The government has recently defended its rising debt levels, asserting that its borrowing strategy under the 2025-2026 National Budget is sustainable and fiscally responsible. In a parliamentary reply, Deputy Prime Minister and Finance Minister Professor Biman Prasad highlighted that despite an increase in nominal debt, the cost of borrowing is decreasing due to highly concessional loans and strong confidence from development partners.

Prasad explained that some loans come with favorable terms, such as 40-year maturities and interest rates below 1%, which collectively mitigate long-term fiscal pressure. He emphasized that while the total debt is projected to rise, the weighted average borrowing cost remains approximately 5%, and concessional external loans now make up about $1.4 billion, representing nearly 38 percent of the external debt portfolio.

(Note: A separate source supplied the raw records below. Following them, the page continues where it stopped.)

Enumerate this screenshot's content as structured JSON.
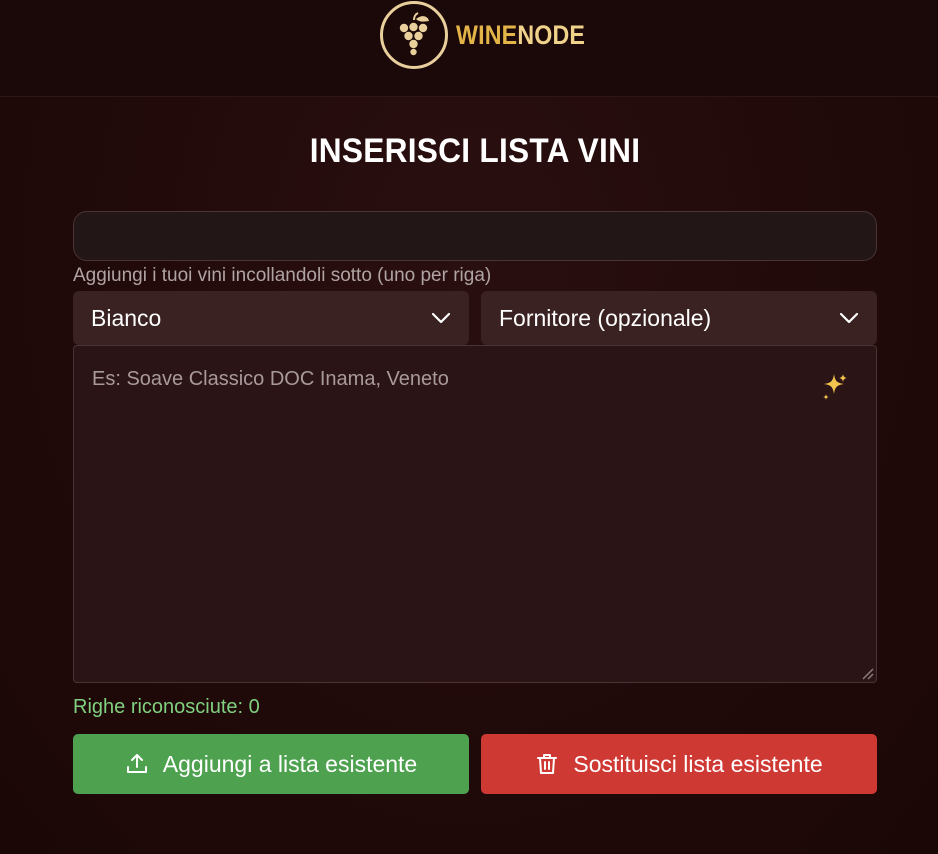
{
  "header": {
    "brand_part1": "WINE",
    "brand_part2": "NODE",
    "logo_icon": "grapes-icon"
  },
  "page": {
    "title": "INSERISCI LISTA VINI"
  },
  "form": {
    "name_value": "",
    "hint": "Aggiungi i tuoi vini incollandoli sotto (uno per riga)",
    "type_select": {
      "value": "Bianco",
      "icon": "chevron-down-icon"
    },
    "supplier_select": {
      "value": "Fornitore (opzionale)",
      "icon": "chevron-down-icon"
    },
    "wines_textarea": {
      "value": "",
      "placeholder": "Es: Soave Classico DOC Inama, Veneto",
      "icon": "sparkle-icon"
    },
    "recognized_text": "Righe riconosciute: 0"
  },
  "actions": {
    "add_label": "Aggiungi a lista esistente",
    "add_icon": "upload-icon",
    "replace_label": "Sostituisci lista esistente",
    "replace_icon": "trash-icon"
  },
  "colors": {
    "background": "#200909",
    "brand_gold": "#e3b448",
    "add_button": "#4ea24f",
    "replace_button": "#cf3934",
    "recognized_text": "#7fd17f"
  }
}
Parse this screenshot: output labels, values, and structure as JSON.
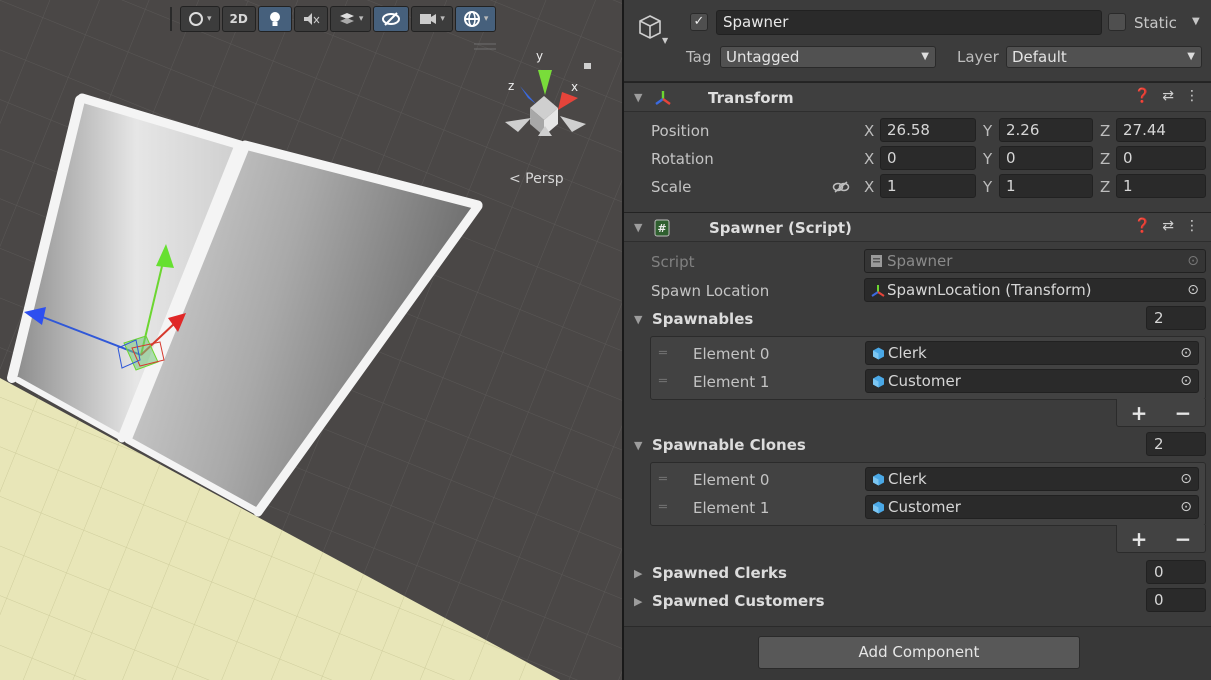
{
  "scene": {
    "toolbar": {
      "shading_caret": "▾",
      "mode_2d": "2D",
      "caret": "▾"
    },
    "persp_label": "< Persp",
    "gizmo_axes": {
      "x": "x",
      "y": "y",
      "z": "z"
    },
    "colors": {
      "floor": "#e8e6b8",
      "wall": "#b8b8b8",
      "x_axis": "#d63a2e",
      "y_axis": "#6cd630",
      "z_axis": "#3058d8"
    }
  },
  "inspector": {
    "object_name": "Spawner",
    "active": true,
    "static_label": "Static",
    "tag_label": "Tag",
    "tag_value": "Untagged",
    "layer_label": "Layer",
    "layer_value": "Default",
    "transform": {
      "title": "Transform",
      "position": {
        "label": "Position",
        "x": "26.58",
        "y": "2.26",
        "z": "27.44"
      },
      "rotation": {
        "label": "Rotation",
        "x": "0",
        "y": "0",
        "z": "0"
      },
      "scale": {
        "label": "Scale",
        "x": "1",
        "y": "1",
        "z": "1"
      },
      "axis_labels": {
        "x": "X",
        "y": "Y",
        "z": "Z"
      }
    },
    "script_component": {
      "title": "Spawner (Script)",
      "script_label": "Script",
      "script_value": "Spawner",
      "spawn_location_label": "Spawn Location",
      "spawn_location_value": "SpawnLocation (Transform)",
      "spawnables": {
        "label": "Spawnables",
        "size": "2",
        "elements": [
          {
            "label": "Element 0",
            "value": "Clerk"
          },
          {
            "label": "Element 1",
            "value": "Customer"
          }
        ]
      },
      "spawnable_clones": {
        "label": "Spawnable Clones",
        "size": "2",
        "elements": [
          {
            "label": "Element 0",
            "value": "Clerk"
          },
          {
            "label": "Element 1",
            "value": "Customer"
          }
        ]
      },
      "spawned_clerks": {
        "label": "Spawned Clerks",
        "size": "0"
      },
      "spawned_customers": {
        "label": "Spawned Customers",
        "size": "0"
      },
      "add_symbol": "+",
      "remove_symbol": "−"
    },
    "add_component_label": "Add Component"
  }
}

Addressing claims from Opposition MP Premila Kumar, who suggested that debt would increase by $3 billion by the end of the financial year, Prasad provided reassurances. He clarified that the Coalition Government inherited a debt of $9.5 billion in December 2022, and by the end of July 2025, total debt is expected to rise to $10.8 billion, which translates to an increase of $1.3 billion. By the end of July 2026, the debt may rise to $11.7 billion, which is a projected increase of $2.2 billion over three budgets. In contrast, during the previous government’s term, debt escalated from $2.8 billion in 2006 to $9.5 billion in 2022, an increase of $6.7 billion.

Prasad dismissed the notion of attributing the previous debt spike solely to the COVID-19 pandemic, instead linking it to what he termed a “long pattern of fiscal mismanagement.” He reassured that the government’s focused fiscal policies aim to manage debt levels responsibly, emphasizing that sustainable economic growth is crucial to ameliorate the country’s fiscal position.

In light of the rising debt, Prasad emphasized the importance of long-term stability and responsibility in managing the national finances, and he reiterated that a proper balance of fiscal policies would help to foster economic recovery and growth.

The government’s approach aims not only to address immediate fiscal challenges but also to lay the groundwork for a more robust economic future, thereby encouraging investor confidence and ensuring that essential public services can be adequately funded.